4) Teşvik belgeli yatırımlara ilişkin inşaat işleri nedeniyle 2018 yılında yüklenilen KDV’nin iadesi

Teşvik belgeli yatırımlara ilişkin inşaat işleri nedeniyle 2018 yılında yüklenilen KDV’nin iadesine ilişkin aşağıdaki açıklamalar yapılmıştır.

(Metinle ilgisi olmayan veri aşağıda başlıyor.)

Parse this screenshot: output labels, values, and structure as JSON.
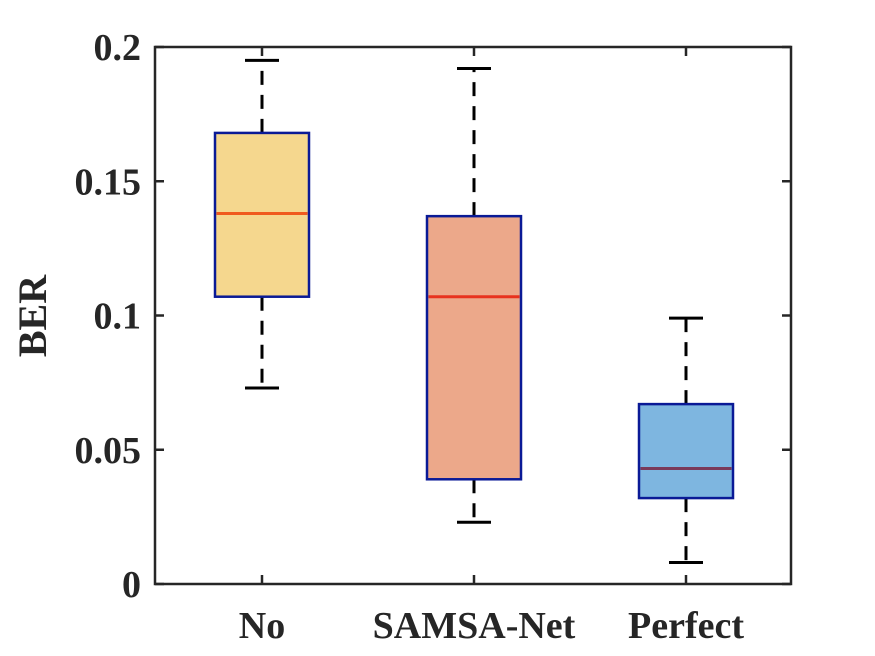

İmalat sanayiine yönelik yatırım teşvik belgesi kapsamında;

·         Asgari 50 milyon Türk Lirası tutarında sabit yatırım öngörülen yatırımlara ilişkin inşaat işleri nedeniyle 2018 yılının ilk altı aylık döneminde (1/1/2018-30/6/2018) söz konusu yatırım teşvik belgesi sahibi mükelleflere düzenlenen faturalarda yer alan ve bu süre içinde indirim yoluyla telafi edilemeyen KDV’nin izleyen bir yıl içinde (1/7/2018-30/6/2019),

·         Asgari 50 milyon Türk Lirası tutarında sabit yatırım öngörülen yatırımlara ilişkin inşaat işleri nedeniyle 2018 yılının ikinci altı aylık döneminde (1/7/2018-31/12/2018) söz konusu yatırım teşvik belgesi sahibi mükelleflere düzenlenen faturalarda yer alan ve bu süre içinde indirim yoluyla telafi edilemeyen KDV’nin izleyen bir yıl içinde (1/1/2019-31/12/2019),

·         50 milyon Türk Lirası tutarına kadar sabit yatırım öngörülen yatırımlara ilişkin inşaat işleri nedeniyle 2018 yılında söz konusu yatırım teşvik belgesi sahibi mükelleflere düzenlenen faturalarda yer alan ve 2018 yılı sonuna kadar indirim yoluyla telafi edilemeyen KDV’nin izleyen yıl içinde (1/1/2019-31/12/2019)” talep edilmesi halinde iadesi öngörülmektedir.
 
 

Ayrıca söz konusu İade;

 

·         Asgari 50 milyon Türk Lirası tutarında sabit yatırım öngörülen yatırımlara ilişkin inşaat işlerinde 2018 yılının ilk altı aylık döneminde (1/1/2018-30/6/2018) yüklenilen ve bu süre içinde indirim yoluyla telafi edilemeyen KDV için en erken Temmuz/2018, en geç Mayıs/2019 dönemine ait KDV beyannamesine,

·         Asgari 50 milyon Türk Lirası tutarında sabit yatırım öngörülen yatırımlara ilişkin inşaat işlerinde 2018 yılının ikinci altı aylık döneminde (1/7/2018-31/12/2018) yüklenilen ve bu süre içinde indirim yoluyla telafi edilemeyen KDV için en erken Ocak/2019, en geç Kasım/2019 dönemine ait KDV beyannamesine,

·         50 milyon Türk Lirası tutarına kadar sabit yatırım öngörülen yatırımlara ilişkin inşaat işlerinde 2018 yılında yüklenilen ve 2018 yılı sonuna kadar indirim yoluyla telafi edilemeyen KDV için en erken Ocak/2019, en geç Kasım/2019 dönemine ait KDV beyannamesine dahil edilerek talep edilebilecektir.